Comme je l'annonçais dans ma précédente note, Afrika010 permet de se souvenir du lien vieux de deux siècles qu'entretient la ville de Rotterdam et le continent africain. Des pièces anciennes côtoient des oeuvres contemporaines, telles celles de l'artiste béninois Meschac Gaba que l'on aperçoit au fond de la salle derrière ces incroyables cercueils personnalisés du Ghana !
On découvre encore d'anciennes oeuvres qui constituèrent la base du fonds Afrique du musée dès 1883 ainsi que les donations de Piet et Ida Sanders. Les amateurs "classiques" trouveront, entre autres, beaucoup d'intérêt dans la remarquable collection d'objets de pouvoir congolais.
Il y aurait beaucoup à dire sur les oeuvres exposées toutes aussi intéressantes les unes que les autres et pour des raisons différentes. Le parti pris de la muséographie est l'absence de cartel pour laisser champ libre à la vision, ce qu'on peut regretter par moment. Je rattrape mon désir d'anecdotes par le biais du site de l'exposition qui fournit une intéressante précision sur la figure de Byeri Fang ci-dessous.

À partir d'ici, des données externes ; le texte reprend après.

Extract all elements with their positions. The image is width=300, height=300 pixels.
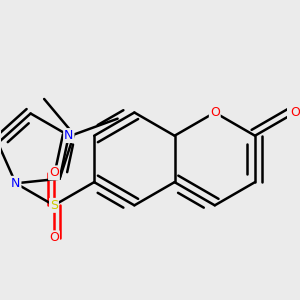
Text: N: N (11, 177, 20, 190)
Text: N: N (64, 129, 74, 142)
Text: O: O (290, 106, 300, 119)
Text: O: O (49, 231, 59, 244)
Text: S: S (50, 199, 58, 212)
Text: O: O (49, 167, 59, 179)
Text: O: O (210, 106, 220, 119)
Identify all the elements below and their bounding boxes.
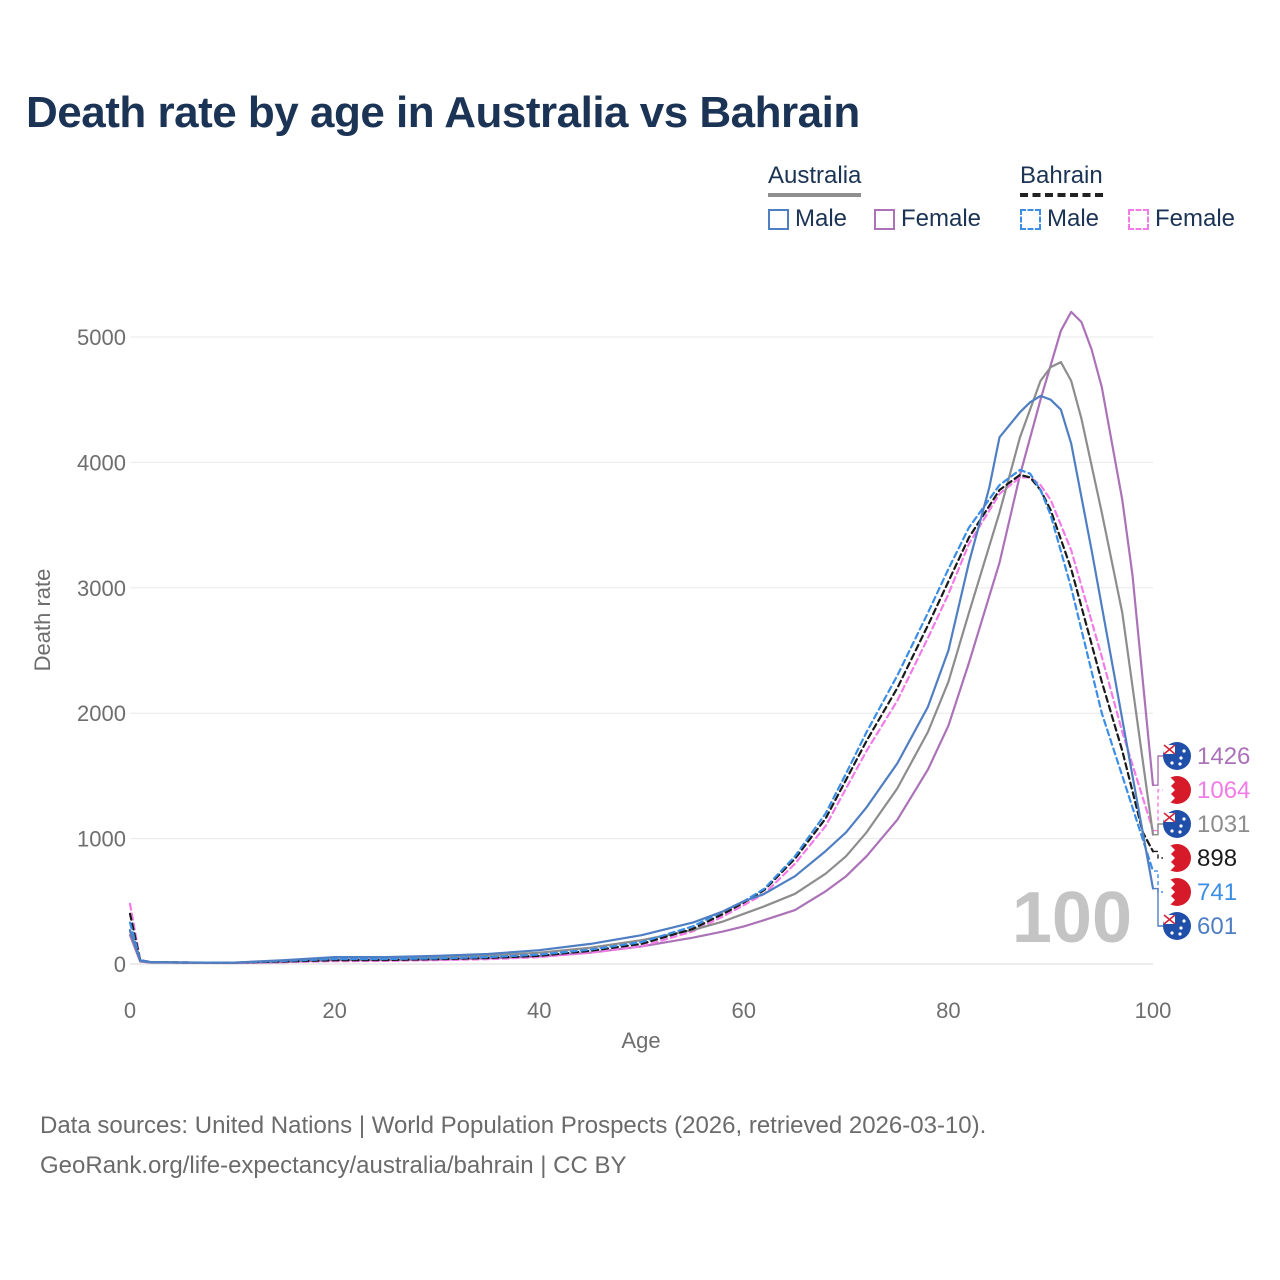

Ainsi découvre-t-on ce que le scanner a révélé : l'existence d'une dent humaine située derrière les yeux en métal. Outre sa fonction de garder les ossements d'un défunt dans le nsekh byeri, la sculpture porte en elle une relique supplémentaire afin peut-être d'accroître son pouvoir de protection.
Comment s'est-elle retrouvée au Wereldmuseum ? C'est une drôle d'histoire. Elle appartenait au Baron E. von der Heydt (1882-1964), financier et collectionneur éclectique, établi dans les années 20 à Amsterdam. En relation avec le marchand Carl Van Lier, il acheta art moderne, art africain et art océanien.
Désireux de partager sa passion, il réhabilita en 1924 trois vieilles maisons de pêcheurs à Zandvoort : au rez-de-chaussée de l'une d'entre elle, se trouvait ce qu'il appela le Muluru, une cafétéria dans laquelle on pouvait « boire une bière sous un démon japonais » ou « se faire servir une tartine de beurre devant une statue des mers du Sud ».
Muluru n'était pas spécialement un nom exotique mais prosaïquement l'acronyme de Museum & Lunchroom !
Mais tout ceci n'était pas très rentable, et Muluru fut démolie. Eduard von der Heydt s'établit en Suisse en 1937.. Il s'agit d'une autre histoire toute aussi passionnante mais qui se situe au niveau des collections du musée Rietberg...
Pour en revenir à notre Eyema Byeri, celle-ci n'a pas dû suivre son propriétaire. Restée aux Pays-Bas, elle qui aimait peut-être "les forêts de mâts, et les navires amarrés au pied des maisons", elle rejoignit les collections du Musée Boymans van Beuningen pour atterrir au Wereldmuseum !
Et dans tout cela que dire de ce titre étrange de l'exposition ? ... Il suffit de composer l'indicatif téléphonique de Rotterdam... le 010 ... et du monde entier, on devient connecté à la ville !
Une partie du titre de cet article est empruntée au poème Anywhere out of the world de Baudelaire.
Photos de l'auteure au Wereldmuseum, octobre 2016.